Proliferation of Rab7a KO (a) or TPC2 KO (b) cells expressing vector alone, Rab7^WT- or Rab7^Q67L-mCherry, assessed for 24-, 48-, and 72-h and normalized to vector. Proliferation assessed for 24-, 48-, and 72-h for Rab7a KO (c) or TPC2 KO (d) SK-MEL-5 cells expressing TPC2^WT-mCherry normalized to TPC2^L265P-mCherry, TPC2^M484L-YFP normalized to TPC2^WT-YFP, and treatment with the agonist TPC2-A1P normalized to DMSO control. e–h Representative images of the invasive phenotype determined by OE of mCherry vector, Rab7^WT- or Rab7^Q67L-mCherry in Rab7a KO and TPC2 KO, and statistical analysis shown in (e) and (g), respectively. Statistical significance was determined using one-way ANOVA, mean values ± SEM. i–l Representative images and statistical analysis of the invasive phenotype determined by OE of TPC2^WT-mCherry, TPC2^M484L-YFP, and/or treatment with TPC2-A1P in Rab7a and TPC2 KO, normalized to resp. control. Statistical significance in a–e, g, i, k was determined using one-way ANOVA followed by Bonferroni multiple comparisons test, mean values ± SEM (a–d: n = 9–15; e, g: n = 4; i: n = 3–9, k: n = 5–8). *p < 0.05, **p < 0.01, ***p < 0.001, ****p < 0.0001. m–p In vivo experiments showing tumor growth/weight after subcutaneous injection of B16F10luc WT, TPC2 KO or Rab7a KO cells into 5–6 week old C57Bl/6-Tyr mice. Treatment with vehicle control, ML-098 (0.04 mg/g) or TPC2-A1-P (0.02 mg/g) was performed daily (m, “Created in BioRender”). BioRender.com/n88t710.”). Bioluminescence images (d7 after injection) and bioluminescence signal intensities of tumors, mean ± SEM (n = 15 for Rab7a KO + TPC2-A1-P, n = 17 for Rab7a KO). Statistical significance was assessed by two-tailed unpaired t-test, **p < 0.0001 (mean ± SEM) (n). Tumor weights and representative tumors at the endpoint (day 14) are shown in (o, p). Statistical significance was determined using one-way ANOVA, mean values ± SEM (WT n = 16, TPC2 KO ± ML-098 n = 14 each, Rab7a KO n = 17, Rab7a KO + TPC2-A1-P n = 15), *p < 0.05, **p < 0.01. q In vivo experiments showing tumor cell dissemination after intravenous injection of 2 × 10⁵ B16F10-luc WT, TPC2 KO or Rab7a KO cells. Data from day 14 (endpoint) are shown. Statistical significance was determined using ordinary one-way ANOVA, mean ± SD (WT n = 7, TPC2 KO and Rab7a KO n = 9), *p < 0.05, **p < 0.01. Source data are provided as Source Data file.

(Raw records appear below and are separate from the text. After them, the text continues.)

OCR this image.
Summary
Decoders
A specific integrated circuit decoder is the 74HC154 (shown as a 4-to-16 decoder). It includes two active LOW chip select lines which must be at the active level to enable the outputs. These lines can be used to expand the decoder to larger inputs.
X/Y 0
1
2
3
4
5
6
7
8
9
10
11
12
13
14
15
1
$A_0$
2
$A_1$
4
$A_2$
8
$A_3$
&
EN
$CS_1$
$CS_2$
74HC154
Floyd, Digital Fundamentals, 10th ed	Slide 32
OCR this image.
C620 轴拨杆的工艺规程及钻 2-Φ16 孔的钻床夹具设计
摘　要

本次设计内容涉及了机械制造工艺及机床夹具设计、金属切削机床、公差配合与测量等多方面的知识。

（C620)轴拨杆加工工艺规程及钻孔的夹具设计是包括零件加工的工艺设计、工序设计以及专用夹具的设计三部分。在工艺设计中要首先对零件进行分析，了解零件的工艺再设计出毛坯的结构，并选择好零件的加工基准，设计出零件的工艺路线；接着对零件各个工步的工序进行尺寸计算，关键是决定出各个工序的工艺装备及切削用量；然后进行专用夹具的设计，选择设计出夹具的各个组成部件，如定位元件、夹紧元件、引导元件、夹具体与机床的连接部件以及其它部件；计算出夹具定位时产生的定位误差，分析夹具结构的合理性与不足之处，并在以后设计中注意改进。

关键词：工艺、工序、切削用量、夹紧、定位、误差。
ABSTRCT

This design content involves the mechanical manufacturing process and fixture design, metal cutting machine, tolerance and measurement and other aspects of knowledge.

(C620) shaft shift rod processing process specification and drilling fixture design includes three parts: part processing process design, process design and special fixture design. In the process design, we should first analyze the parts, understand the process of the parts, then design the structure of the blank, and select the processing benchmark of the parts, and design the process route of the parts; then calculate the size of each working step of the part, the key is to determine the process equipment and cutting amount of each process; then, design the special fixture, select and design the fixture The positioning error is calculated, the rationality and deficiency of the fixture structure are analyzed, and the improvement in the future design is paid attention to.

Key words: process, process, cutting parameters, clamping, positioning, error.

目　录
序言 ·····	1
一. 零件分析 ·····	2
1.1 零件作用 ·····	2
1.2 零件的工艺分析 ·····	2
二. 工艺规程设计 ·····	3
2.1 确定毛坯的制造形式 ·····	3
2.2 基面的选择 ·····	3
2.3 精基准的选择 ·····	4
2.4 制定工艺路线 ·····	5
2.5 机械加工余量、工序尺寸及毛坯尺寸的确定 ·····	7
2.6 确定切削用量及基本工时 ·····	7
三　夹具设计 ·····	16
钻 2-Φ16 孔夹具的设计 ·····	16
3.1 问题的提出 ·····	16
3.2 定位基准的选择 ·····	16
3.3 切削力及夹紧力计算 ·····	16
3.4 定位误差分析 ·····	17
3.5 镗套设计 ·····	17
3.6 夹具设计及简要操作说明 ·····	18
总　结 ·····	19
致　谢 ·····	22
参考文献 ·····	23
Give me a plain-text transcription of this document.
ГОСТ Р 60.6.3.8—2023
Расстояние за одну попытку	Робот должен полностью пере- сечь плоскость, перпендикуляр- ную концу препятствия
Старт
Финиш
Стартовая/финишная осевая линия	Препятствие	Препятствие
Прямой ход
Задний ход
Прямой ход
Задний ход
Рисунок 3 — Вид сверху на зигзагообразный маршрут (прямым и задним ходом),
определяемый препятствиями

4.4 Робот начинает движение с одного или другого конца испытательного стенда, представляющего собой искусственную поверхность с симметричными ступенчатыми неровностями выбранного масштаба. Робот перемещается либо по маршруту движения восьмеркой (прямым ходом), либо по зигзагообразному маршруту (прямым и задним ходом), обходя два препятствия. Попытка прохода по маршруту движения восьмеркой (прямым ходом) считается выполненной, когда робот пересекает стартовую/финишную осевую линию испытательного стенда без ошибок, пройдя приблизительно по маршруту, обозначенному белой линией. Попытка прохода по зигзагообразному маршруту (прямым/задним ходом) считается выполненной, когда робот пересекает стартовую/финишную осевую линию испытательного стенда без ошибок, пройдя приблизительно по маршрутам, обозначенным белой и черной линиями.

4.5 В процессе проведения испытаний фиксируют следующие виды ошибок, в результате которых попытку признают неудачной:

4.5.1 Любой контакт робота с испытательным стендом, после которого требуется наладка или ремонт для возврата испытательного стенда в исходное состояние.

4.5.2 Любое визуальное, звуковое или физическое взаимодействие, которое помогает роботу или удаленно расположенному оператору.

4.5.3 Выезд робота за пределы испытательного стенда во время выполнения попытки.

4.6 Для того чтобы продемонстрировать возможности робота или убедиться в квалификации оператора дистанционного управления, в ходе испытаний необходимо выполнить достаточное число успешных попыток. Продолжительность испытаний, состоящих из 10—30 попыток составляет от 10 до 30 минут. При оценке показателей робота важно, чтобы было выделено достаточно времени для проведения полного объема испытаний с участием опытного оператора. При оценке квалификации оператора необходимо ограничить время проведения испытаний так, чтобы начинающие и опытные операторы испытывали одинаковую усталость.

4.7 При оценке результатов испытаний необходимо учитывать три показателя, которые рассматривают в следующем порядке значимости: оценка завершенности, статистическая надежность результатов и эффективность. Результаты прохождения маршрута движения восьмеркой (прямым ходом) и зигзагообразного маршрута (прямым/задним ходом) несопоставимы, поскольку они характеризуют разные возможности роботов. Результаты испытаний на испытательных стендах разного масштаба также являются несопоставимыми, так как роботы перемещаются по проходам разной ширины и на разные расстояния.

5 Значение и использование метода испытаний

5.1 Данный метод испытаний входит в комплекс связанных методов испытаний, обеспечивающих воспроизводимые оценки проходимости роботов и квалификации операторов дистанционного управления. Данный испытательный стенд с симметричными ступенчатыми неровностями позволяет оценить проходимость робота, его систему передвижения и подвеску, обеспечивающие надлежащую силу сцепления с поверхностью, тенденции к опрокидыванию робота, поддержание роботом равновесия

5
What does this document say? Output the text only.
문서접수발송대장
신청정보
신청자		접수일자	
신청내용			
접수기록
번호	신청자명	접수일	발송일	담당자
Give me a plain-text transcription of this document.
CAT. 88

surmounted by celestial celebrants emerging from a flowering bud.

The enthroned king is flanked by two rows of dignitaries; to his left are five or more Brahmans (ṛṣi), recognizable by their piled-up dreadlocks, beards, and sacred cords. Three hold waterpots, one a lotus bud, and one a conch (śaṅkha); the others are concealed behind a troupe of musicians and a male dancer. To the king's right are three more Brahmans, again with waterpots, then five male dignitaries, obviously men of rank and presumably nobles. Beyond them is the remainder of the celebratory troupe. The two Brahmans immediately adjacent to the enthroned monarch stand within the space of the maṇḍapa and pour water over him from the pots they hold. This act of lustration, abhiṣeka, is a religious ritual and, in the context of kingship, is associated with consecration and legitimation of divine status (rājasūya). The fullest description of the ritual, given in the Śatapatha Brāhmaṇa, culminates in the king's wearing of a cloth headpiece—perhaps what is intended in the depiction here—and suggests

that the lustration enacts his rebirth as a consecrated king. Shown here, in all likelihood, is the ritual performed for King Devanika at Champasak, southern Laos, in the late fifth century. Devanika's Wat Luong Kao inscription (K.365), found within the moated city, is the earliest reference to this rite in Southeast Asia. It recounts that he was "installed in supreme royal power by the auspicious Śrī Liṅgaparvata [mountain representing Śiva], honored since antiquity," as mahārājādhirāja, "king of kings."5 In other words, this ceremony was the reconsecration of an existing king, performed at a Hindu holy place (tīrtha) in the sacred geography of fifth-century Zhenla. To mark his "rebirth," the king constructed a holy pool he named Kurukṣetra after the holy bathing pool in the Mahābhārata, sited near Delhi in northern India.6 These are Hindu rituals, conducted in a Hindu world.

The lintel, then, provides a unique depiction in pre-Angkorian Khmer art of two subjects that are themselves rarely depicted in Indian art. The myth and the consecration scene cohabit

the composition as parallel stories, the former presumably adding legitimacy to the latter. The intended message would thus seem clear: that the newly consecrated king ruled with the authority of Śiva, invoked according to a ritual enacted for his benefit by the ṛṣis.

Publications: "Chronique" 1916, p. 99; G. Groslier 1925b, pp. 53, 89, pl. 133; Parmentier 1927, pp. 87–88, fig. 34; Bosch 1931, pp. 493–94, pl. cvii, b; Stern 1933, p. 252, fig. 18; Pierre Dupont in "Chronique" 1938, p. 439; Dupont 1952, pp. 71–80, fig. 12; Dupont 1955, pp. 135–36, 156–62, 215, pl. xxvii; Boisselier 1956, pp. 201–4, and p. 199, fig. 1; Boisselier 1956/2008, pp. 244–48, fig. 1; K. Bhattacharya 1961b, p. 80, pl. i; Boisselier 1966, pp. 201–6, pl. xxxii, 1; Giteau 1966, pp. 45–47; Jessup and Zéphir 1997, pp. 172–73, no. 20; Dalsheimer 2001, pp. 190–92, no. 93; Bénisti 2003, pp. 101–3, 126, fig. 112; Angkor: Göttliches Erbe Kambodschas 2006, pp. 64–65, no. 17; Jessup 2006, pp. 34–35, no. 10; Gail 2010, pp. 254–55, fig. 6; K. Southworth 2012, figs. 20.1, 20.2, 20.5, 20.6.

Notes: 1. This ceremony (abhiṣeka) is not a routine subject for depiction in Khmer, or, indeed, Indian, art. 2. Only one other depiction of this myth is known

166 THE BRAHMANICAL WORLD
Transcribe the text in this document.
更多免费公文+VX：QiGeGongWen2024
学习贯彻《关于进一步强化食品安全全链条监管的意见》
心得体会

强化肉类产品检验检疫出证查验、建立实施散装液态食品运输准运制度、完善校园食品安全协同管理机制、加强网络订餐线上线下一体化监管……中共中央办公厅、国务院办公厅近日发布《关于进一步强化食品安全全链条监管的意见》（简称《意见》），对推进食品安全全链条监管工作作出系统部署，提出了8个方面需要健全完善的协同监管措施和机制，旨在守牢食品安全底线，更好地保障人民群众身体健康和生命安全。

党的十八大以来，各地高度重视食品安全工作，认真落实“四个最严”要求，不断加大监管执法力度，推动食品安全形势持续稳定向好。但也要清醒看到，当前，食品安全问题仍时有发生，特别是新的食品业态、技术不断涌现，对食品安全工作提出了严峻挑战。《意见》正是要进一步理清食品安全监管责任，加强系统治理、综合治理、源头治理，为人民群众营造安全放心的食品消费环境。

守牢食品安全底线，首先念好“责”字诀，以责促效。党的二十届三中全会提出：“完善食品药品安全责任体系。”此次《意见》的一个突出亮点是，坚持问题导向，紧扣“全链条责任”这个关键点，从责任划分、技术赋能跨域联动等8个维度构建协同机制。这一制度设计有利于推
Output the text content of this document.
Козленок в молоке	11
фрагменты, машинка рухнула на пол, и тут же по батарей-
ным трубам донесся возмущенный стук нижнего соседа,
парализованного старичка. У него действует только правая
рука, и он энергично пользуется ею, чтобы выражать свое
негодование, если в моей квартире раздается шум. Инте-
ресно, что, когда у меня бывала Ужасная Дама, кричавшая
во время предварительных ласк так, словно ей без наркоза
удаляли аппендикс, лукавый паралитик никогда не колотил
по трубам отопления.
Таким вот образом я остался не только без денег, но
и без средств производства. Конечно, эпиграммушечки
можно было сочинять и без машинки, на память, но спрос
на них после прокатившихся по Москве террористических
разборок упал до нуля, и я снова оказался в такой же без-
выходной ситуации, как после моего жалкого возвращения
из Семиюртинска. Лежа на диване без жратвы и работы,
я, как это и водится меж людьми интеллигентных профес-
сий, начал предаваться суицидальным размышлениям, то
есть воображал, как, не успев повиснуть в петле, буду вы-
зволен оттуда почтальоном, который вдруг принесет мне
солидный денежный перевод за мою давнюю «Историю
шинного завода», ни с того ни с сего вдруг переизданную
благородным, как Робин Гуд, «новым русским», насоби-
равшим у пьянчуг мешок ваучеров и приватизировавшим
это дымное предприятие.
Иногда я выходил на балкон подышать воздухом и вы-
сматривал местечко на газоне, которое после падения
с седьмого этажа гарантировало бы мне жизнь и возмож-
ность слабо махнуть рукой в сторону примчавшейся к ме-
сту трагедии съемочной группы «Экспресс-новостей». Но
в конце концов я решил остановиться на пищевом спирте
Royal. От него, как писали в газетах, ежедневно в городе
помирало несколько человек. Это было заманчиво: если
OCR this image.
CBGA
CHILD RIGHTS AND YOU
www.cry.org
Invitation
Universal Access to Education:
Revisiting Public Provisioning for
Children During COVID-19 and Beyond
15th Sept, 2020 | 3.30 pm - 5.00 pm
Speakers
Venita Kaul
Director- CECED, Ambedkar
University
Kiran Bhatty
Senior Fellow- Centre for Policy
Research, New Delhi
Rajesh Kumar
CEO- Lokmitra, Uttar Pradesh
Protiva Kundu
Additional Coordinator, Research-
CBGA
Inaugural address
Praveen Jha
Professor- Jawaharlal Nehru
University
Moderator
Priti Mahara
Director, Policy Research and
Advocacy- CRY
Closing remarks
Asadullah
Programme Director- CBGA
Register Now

Fig. 8. Proposed mechanism of β-Catenin and MITF regulation in SK-MEL-5 WT and Rab7/TPC2 KO cells.

In WT cells, Rab7a upregulates activity of TPC2 which induces endolysosomal degradation of the GSK3β complex. Downregulation of GSK3β leads to decreased phosphorylation of β-Catenin, which then translocates in its dephosphorylated state to the nucleus and activates MITF transcription. The transcription factor MITF induces the transcription of various genes upregulating cell migration, invasion, proliferation and tumor growth. Furthermore, decreased GSK3β levels lead to decreased phosphorylation of MITF, hence less proteosomal degradation of MITF. When Rab7a or TPC2 is dysfunctional or knocked out, GSK3β phosphorylates β-Catenin and MITF promoting their proteosomal degradation, and blocking β-Catenin from translocation to the nucleus. Less MITF transcription leads to a decrease in migration, invasion, proliferation and tumor growth, suggesting that TPC2 GOF SNPs and high Rab7a expression may be risk factors for melanoma. “Created in BioRender. BioRender.com/c52w590”.